Clearly the wealthy and connected clients of the newly notorious college consultant Rick Singer concluded there was tremendous value in their children gaining admission elite universities. It mattered enough that the parents were willing to allegedly donate funds to a phony foundation, commit tax evasion, and be complicit in bribery and fraud, all so their child could attend a college with a higher ranking by some magazine.
But what if all this fraudulent finagling were for naught? It’s an important question to ponder before bribing a college coach for a golden ticket, but also for parents who are consider college acceptance letters and wondering which one their child should take. Most students who can secure admission to elite schools could presumably command scholarships at a less competitive school or attend a college with a lower cost of attendance. Should you then pick the college with the lowest net cost?

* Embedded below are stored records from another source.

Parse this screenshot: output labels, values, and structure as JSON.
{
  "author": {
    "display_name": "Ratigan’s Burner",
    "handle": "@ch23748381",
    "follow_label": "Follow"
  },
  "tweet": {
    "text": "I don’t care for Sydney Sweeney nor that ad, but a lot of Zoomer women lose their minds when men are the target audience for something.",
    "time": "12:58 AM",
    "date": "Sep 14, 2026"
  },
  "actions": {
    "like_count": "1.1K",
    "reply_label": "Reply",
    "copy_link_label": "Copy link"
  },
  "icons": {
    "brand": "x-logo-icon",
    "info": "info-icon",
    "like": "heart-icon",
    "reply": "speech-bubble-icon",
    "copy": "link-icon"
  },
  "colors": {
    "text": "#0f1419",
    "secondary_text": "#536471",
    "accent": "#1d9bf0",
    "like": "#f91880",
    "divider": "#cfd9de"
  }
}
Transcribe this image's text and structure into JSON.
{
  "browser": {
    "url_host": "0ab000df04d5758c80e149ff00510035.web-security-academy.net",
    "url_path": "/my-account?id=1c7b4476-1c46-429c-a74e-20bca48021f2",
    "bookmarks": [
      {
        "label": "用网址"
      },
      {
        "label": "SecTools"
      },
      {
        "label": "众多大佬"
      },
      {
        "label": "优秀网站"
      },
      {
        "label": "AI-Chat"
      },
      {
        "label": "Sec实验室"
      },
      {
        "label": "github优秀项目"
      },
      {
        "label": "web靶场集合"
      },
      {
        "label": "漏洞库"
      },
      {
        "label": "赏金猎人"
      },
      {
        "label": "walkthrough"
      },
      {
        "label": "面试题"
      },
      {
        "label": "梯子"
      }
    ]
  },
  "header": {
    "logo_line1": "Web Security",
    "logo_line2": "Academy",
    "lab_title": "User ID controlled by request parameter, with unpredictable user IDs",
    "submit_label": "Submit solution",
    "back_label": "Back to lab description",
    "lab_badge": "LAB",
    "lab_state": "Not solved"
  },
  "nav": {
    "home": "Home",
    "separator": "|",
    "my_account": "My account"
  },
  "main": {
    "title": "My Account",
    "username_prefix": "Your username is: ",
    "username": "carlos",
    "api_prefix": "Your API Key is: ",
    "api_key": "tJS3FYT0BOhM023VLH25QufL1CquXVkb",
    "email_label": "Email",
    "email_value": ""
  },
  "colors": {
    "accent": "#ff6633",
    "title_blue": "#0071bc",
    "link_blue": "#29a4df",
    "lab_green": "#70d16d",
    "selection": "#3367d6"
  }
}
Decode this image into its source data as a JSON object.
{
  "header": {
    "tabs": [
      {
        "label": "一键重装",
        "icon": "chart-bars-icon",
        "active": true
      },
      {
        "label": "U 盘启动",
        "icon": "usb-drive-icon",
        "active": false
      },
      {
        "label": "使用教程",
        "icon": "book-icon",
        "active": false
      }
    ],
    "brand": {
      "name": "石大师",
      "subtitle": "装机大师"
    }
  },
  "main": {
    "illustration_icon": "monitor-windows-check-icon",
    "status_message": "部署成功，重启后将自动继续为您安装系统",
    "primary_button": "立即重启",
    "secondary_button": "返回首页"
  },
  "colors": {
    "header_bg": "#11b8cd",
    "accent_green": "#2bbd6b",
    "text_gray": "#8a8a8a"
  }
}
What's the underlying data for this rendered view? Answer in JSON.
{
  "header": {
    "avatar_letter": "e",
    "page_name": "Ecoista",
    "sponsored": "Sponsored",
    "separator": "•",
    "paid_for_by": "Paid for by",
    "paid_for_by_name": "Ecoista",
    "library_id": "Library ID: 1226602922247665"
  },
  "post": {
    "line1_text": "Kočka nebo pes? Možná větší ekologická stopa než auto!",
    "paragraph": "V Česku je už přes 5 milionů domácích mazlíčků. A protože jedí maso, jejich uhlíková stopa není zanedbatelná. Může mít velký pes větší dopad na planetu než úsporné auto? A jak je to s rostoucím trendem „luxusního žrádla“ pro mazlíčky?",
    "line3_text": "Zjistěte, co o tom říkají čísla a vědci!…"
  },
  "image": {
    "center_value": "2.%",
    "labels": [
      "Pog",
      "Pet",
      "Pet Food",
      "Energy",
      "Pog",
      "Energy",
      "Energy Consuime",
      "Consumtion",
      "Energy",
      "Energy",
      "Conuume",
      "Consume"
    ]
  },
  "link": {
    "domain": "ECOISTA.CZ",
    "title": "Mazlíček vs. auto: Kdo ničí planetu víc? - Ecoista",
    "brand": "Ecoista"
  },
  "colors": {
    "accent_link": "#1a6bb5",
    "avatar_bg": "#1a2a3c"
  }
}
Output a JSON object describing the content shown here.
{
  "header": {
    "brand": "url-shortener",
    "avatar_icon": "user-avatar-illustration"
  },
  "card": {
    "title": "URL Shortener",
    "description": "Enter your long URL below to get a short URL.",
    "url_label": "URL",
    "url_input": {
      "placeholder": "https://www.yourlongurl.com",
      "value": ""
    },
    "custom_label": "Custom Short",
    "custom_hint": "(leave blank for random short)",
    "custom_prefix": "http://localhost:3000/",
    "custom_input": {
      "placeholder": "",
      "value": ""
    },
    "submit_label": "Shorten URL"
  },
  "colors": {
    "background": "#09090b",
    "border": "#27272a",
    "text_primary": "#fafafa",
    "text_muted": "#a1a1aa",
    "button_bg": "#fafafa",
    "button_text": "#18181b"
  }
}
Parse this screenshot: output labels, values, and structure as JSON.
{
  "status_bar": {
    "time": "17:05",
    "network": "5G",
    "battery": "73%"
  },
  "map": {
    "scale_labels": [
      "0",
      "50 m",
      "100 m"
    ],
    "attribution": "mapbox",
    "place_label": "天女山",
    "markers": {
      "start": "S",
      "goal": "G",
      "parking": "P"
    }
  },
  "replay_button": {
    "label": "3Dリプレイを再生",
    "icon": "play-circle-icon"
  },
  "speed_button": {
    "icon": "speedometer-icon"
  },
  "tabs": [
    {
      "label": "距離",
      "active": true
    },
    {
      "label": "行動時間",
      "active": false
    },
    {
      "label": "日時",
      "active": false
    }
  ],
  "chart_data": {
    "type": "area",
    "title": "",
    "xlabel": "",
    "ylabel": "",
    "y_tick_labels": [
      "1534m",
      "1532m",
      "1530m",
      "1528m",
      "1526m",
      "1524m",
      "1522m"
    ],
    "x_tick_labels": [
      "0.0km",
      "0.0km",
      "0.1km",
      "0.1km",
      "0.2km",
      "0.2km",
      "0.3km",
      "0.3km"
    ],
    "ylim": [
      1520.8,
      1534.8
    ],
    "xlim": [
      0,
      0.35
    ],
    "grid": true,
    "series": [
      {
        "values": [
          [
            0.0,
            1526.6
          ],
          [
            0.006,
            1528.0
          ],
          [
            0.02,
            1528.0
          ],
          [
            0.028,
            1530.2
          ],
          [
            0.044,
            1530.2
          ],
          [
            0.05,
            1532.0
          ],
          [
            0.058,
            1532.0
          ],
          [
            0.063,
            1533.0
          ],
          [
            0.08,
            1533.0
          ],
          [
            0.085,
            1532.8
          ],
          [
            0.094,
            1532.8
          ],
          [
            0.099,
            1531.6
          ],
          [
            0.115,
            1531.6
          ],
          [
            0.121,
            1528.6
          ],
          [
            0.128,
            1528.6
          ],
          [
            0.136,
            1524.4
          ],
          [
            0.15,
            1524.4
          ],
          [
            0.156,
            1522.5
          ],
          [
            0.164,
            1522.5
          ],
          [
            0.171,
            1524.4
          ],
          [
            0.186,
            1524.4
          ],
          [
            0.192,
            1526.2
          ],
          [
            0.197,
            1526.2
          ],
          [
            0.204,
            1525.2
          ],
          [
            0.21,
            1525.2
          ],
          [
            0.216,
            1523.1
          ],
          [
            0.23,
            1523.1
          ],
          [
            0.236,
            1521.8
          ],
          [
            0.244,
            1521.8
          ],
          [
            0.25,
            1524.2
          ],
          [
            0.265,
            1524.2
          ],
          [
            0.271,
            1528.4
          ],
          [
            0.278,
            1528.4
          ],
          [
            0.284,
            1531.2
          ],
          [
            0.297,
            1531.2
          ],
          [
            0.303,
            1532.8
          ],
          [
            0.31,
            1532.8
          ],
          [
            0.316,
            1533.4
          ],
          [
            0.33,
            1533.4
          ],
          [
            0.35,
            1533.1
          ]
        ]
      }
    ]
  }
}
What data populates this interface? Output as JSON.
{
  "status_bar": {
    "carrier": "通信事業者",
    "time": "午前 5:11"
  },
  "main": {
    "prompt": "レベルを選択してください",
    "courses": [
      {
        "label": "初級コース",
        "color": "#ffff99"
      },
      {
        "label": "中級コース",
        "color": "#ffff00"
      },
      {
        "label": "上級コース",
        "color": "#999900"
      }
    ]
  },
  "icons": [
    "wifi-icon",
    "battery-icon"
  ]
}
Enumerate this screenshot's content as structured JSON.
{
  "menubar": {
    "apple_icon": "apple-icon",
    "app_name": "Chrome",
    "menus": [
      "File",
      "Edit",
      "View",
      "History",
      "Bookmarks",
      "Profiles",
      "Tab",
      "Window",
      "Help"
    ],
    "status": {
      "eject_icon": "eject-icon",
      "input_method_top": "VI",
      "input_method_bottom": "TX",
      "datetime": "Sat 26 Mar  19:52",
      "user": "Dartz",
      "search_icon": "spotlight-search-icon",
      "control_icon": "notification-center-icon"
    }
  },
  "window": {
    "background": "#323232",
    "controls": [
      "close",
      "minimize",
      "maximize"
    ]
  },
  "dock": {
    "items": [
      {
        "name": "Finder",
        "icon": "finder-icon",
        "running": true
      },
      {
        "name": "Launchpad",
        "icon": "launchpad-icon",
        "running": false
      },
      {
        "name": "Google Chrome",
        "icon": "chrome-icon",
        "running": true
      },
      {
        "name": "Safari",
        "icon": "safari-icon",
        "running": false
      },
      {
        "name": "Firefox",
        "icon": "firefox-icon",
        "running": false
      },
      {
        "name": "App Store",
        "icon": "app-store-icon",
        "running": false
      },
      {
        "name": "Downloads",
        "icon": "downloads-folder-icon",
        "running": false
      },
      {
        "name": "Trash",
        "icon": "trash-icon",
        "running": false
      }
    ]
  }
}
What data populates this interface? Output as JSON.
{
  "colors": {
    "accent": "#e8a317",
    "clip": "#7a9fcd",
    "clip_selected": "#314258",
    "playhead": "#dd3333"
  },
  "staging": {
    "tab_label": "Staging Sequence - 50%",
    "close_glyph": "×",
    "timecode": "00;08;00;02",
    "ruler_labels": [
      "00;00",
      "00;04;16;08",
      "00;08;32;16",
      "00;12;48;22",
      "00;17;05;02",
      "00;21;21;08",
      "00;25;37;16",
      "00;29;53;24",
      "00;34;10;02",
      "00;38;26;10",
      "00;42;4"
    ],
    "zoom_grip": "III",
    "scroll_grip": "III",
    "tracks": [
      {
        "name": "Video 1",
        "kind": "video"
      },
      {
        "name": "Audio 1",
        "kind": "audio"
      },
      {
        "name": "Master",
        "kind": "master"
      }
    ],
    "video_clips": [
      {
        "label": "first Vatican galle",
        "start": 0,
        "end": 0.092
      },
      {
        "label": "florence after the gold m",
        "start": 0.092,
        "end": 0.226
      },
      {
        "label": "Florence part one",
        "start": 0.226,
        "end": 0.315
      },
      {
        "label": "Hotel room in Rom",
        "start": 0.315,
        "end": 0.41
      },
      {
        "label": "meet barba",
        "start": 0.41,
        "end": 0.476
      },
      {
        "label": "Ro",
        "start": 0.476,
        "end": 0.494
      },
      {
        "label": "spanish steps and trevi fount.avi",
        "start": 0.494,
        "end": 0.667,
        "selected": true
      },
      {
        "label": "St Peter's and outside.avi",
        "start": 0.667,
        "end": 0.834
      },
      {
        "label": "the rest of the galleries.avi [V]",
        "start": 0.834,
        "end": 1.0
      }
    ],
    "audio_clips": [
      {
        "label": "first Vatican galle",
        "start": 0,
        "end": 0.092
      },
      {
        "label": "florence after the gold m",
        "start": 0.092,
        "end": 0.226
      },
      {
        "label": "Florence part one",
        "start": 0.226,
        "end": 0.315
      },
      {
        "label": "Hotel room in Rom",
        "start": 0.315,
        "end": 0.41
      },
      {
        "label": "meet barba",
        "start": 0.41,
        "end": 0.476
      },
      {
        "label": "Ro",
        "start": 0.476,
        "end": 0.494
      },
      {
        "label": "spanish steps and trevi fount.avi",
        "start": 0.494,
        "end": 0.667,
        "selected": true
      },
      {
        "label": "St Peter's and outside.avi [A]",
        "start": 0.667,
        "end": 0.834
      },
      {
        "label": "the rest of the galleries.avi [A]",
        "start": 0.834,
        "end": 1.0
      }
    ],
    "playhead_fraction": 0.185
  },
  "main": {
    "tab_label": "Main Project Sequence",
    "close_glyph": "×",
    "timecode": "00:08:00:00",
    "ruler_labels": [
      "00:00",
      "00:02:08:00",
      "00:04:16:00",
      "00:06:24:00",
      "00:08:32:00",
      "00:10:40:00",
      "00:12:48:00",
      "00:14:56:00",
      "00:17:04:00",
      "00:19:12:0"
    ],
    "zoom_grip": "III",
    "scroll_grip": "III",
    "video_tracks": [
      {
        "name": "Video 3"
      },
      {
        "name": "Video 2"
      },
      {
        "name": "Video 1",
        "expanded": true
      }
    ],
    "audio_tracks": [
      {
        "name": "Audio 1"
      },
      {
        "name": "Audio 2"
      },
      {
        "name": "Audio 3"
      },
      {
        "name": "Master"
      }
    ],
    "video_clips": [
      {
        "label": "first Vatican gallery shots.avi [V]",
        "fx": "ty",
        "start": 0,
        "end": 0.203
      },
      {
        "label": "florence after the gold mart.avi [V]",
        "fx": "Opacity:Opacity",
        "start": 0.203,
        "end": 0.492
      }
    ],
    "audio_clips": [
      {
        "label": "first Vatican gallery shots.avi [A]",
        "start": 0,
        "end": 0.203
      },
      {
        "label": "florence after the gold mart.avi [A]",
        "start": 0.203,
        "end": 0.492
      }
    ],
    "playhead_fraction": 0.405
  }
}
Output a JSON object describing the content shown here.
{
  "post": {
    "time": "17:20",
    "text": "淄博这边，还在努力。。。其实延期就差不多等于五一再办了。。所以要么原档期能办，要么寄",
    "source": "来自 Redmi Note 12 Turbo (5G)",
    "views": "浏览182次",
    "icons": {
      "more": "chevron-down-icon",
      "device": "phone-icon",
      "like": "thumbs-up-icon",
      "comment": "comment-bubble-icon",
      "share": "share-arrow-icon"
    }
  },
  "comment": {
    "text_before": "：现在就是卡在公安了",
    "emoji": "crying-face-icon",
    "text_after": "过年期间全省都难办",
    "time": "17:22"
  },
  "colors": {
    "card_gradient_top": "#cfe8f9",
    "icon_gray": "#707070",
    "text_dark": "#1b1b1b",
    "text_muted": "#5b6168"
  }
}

This question gains increasing urgency as the total cost of college attendance has far exceeding inflation in recent decades. With Millennials we’re seeing the results of crushing student debt, which has the impact of delaying adulthood milestones. Those with big student loans tend to marry later in life, and delay having children. Attending an expensive university can put the financial crush on parents as well, if they take out Parent PLUS loans or home equity lines of credit.
Back to economist Alan Krueger. In his papers co-authored with Dale, using Social Security Administration data he analyzed the earnings records of thousands of attendees of selective universities. In their later works, they were able to see the progression of career earnings over thirty years from college entrance. Then the authors used another survey to determine which colleges those same people applied to, and where they were admitted and ultimately enrolled. Here’s what they found.
College selectivity was most important for those from lower education families and other groups. A clear trend emerged that the impact of more selective colleges was greater for those students who did not have college educated parents. Also, African American and Latino students showed significant improvement in career earnings attending the most selective colleges. Keep in mind most of the colleges in the study had competitive admissions. It’s just that for these groups of students the more selective the college was, the greater the student’s earnings tended to be after college.
Most students saw no significant impact going to a more selective college. For most students, the selectivity of their ultimate college had no measurable impact on earnings after graduation. So choosing the most competitive college made no difference in how much they earned over time. Strangely, the authors found there was a relationship with selectivity of the colleges the student applied to and lifetime earnings. But it didn’t matter if the student was admitted or not or decided to enroll in the most selective university.
That Krueger’s death and the college admission bribery cases came out at the same time was ironic. He demonstrated that one major proxy for success, career earnings, was not affected by going to a more selective college. This lack of impact was particularly clear for those students from college educated families. Meanwhile we may see members of most privileged families convicted of felonies due to their desire to see their children attend an elite university. Maybe it was just about the bragging rights?